NeMo Framework is NVIDIA's GPU accelerated, end-to-end training framework for large language models (LLMs), multi-modal models and speech models. It enables seamless scaling of training (both pretraining and post-training) workloads from single GPU to thousand-node clusters for both 🤗Hugging Face/PyTorch and Megatron models. This GitHub organization includes a suite of libraries and recipe collections to help users train models from end to end.
NeMo Framework is also a part of the NVIDIA NeMo software suite for managing the AI agent lifecycle.
- [10/6/2025]Enabling PyTorch Native Pipeline Parallelism for 🤗 Hugging Face Transformer Models
- [9/22/2025]Fine-tune Hugging Face Models Instantly with Day-0 Support with NVIDIA NeMo AutoModel
- [9/18/2025]🚀 NeMo Framework Now Supports Google Gemma 3n: Efficient Multimodal Fine-tuning Made Simple
- [10/1/2025]On-policy Distillation (Qwen3-style) (Qwen3-style)
- [9/27/2025]FP8 Quantization in NeMo RL
- [8/15/2025]NeMo-RL: Journey of Optimizing Weight Transfer in Large MoE Models by 10x
- [7/31/2025]NeMo-RL V0.3: Scalable and Performant Post-training with Nemo-RL via Megatron-Core
- [5/15/2025]Reinforcement Learning with NVIDIA NeMo-RL: Reproducing a DeepScaleR Recipe Using GRPO
More to come and stay tuned!
Visit the individual repos to find out more 🔍, raise 🐛, contribute ✍️ and participate in discussion forums 🗣️!

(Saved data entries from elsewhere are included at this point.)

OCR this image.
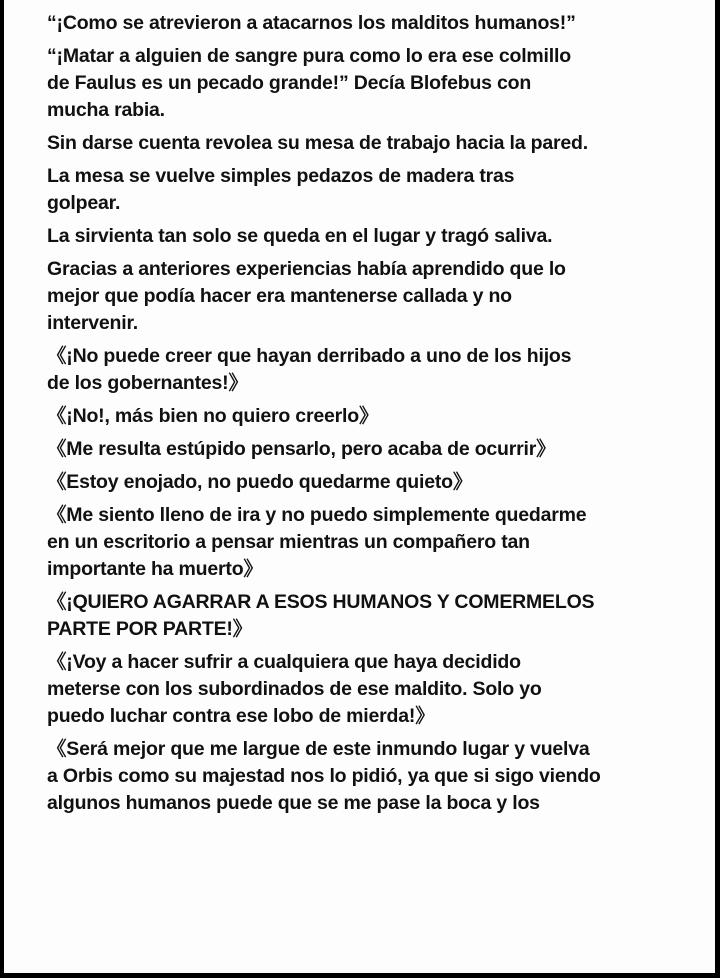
“¡Como se atrevieron a atacarnos los malditos humanos!”
“¡Matar a alguien de sangre pura como lo era ese colmillo
de Faulus es un pecado grande!” Decía Blofebus con
mucha rabia.
Sin darse cuenta revolea su mesa de trabajo hacia la pared.
La mesa se vuelve simples pedazos de madera tras
golpear.
La sirvienta tan solo se queda en el lugar y tragó saliva.
Gracias a anteriores experiencias había aprendido que lo
mejor que podía hacer era mantenerse callada y no
intervenir.
《¡No puede creer que hayan derribado a uno de los hijos
de los gobernantes!》
《¡No!, más bien no quiero creerlo》
《Me resulta estúpido pensarlo, pero acaba de ocurrir》
《Estoy enojado, no puedo quedarme quieto》
《Me siento lleno de ira y no puedo simplemente quedarme
en un escritorio a pensar mientras un compañero tan
importante ha muerto》
《¡QUIERO AGARRAR A ESOS HUMANOS Y COMERMELOS
PARTE POR PARTE!》
《¡Voy a hacer sufrir a cualquiera que haya decidido
meterse con los subordinados de ese maldito. Solo yo
puedo luchar contra ese lobo de mierda!》
《Será mejor que me largue de este inmundo lugar y vuelva
a Orbis como su majestad nos lo pidió, ya que si sigo viendo
algunos humanos puede que se me pase la boca y los
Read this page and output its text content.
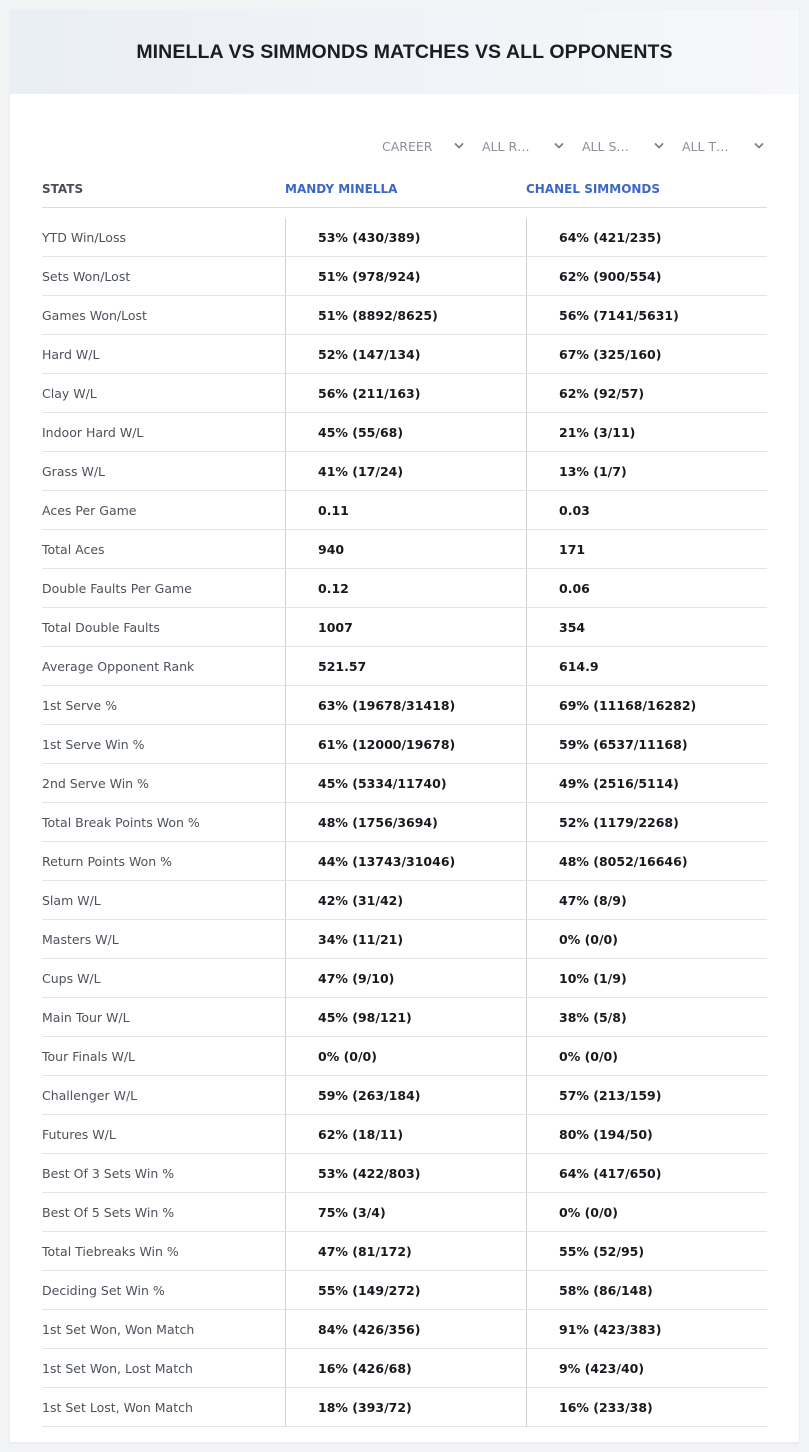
MINELLA VS SIMMONDS MATCHES VS ALL OPPONENTS
CAREER	ALL R…	ALL S…	ALL T…
STATS	MANDY MINELLA	CHANEL SIMMONDS
YTD Win/Loss	53% (430/389)	64% (421/235)
Sets Won/Lost	51% (978/924)	62% (900/554)
Games Won/Lost	51% (8892/8625)	56% (7141/5631)
Hard W/L	52% (147/134)	67% (325/160)
Clay W/L	56% (211/163)	62% (92/57)
Indoor Hard W/L	45% (55/68)	21% (3/11)
Grass W/L	41% (17/24)	13% (1/7)
Aces Per Game	0.11	0.03
Total Aces	940	171
Double Faults Per Game	0.12	0.06
Total Double Faults	1007	354
Average Opponent Rank	521.57	614.9
1st Serve %	63% (19678/31418)	69% (11168/16282)
1st Serve Win %	61% (12000/19678)	59% (6537/11168)
2nd Serve Win %	45% (5334/11740)	49% (2516/5114)
Total Break Points Won %	48% (1756/3694)	52% (1179/2268)
Return Points Won %	44% (13743/31046)	48% (8052/16646)
Slam W/L	42% (31/42)	47% (8/9)
Masters W/L	34% (11/21)	0% (0/0)
Cups W/L	47% (9/10)	10% (1/9)
Main Tour W/L	45% (98/121)	38% (5/8)
Tour Finals W/L	0% (0/0)	0% (0/0)
Challenger W/L	59% (263/184)	57% (213/159)
Futures W/L	62% (18/11)	80% (194/50)
Best Of 3 Sets Win %	53% (422/803)	64% (417/650)
Best Of 5 Sets Win %	75% (3/4)	0% (0/0)
Total Tiebreaks Win %	47% (81/172)	55% (52/95)
Deciding Set Win %	55% (149/272)	58% (86/148)
1st Set Won, Won Match	84% (426/356)	91% (423/383)
1st Set Won, Lost Match	16% (426/68)	9% (423/40)
1st Set Lost, Won Match	18% (393/72)	16% (233/38)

Repo | Summary | Training Loop | Training Backends | Infernece Backends | Model Coverage | Container |
---|---|---|---|---|---|---|
NeMo Megatron-Bridge | Pretraining, LoRA, SFT | PyT native loop | Megatron-core | NA | LLM & VLM | NeMo Framework Container |
NeMo AutoModel | Pretraining, LoRA, SFT | PyT native loop | PyTorch | NA | LLM, VLM, Omni, VFM | NeMo AutoModel Container |
NeMo 1.x & 2.x (with Lightning)->will repurpose to focus on Speech | Pretraining,SFT | PyTorch Lightning Loop | Megatron-core & PyTorch | RIVA | Speech | NA |
NeMo RL | SFT, RL | PyT native loop | Megatron-core & PyTorch | vLLM | LLM, VLM | NeMo RL container |
NeMo Gym (WIP) | RL Environment, integrate with RL Framework | NA | NA | NA | NA | NeMo RL Container |
NeMo Aligner (deprecated) | SFT, RL | PyT Lightning Loop | Megatron-core | TRTLLM | LLM | NA |
NeMo Curator | Data curation | NA | NA | NA | Agnostic | NeMo Curator Container |
NeMo Evaluator | Model evaluation | NA | NA | Agnostic | NeMo Framework Container | |
NeMo Export-Deploy | Export to Production | NA | NA | vLLM, TRT, TRTLLM, ONNX | Agnostic | NeMo Framework Container |
NeMo Run | Experiment launcher | NA | NA | NA | Agnostic | NeMo Framework Container |
NeMo Guardrails | Guardrail model response | NA | NA | NA | NA | |
NeMo Skills | Reference pipeline for SDG & Eval | NA | NA | NA | Agnostic | NA |
NeMo Emerging Optimizers | Collection of Optimizers | NA | Agnostic | NA | NA | NA |
NeMo DFM (WIP) | Diffusion foundation model training | PyT native loop | Megatron-core and PyTorch | PyTorch | VFM, Diffusion | TBD |
The NeMo GitHub Org and its repo collections are created to address the following problems
- Need for composability: The Previous NeMo is monolithic and encompasses too many things, making it hard for users to find what they need. Container size is also an issue. Breaking down the Monolithic repo into a series of functional-focused repos to facilitate code discovery.
- Need for customizability: The Previous NeMo uses PyTorch Lighting as the default trainer loop, which provides some out of the box functionality but making it hard to customize. NeMo Megatron-Bridge, NeMo AutoModel, and NeMo RL have adopted pytorch native custom loop to improve flexibility and ease of use for developers.
To learn more about NVIDIA NeMo Framework and all of its component libraries, please refer to the NeMo Framework User Guide, which includes quick start guide, tutorials, model-specific recipes, best practice guides and performance benchmarks.
Apache 2.0 licensed with third-party attributions documented in each repository.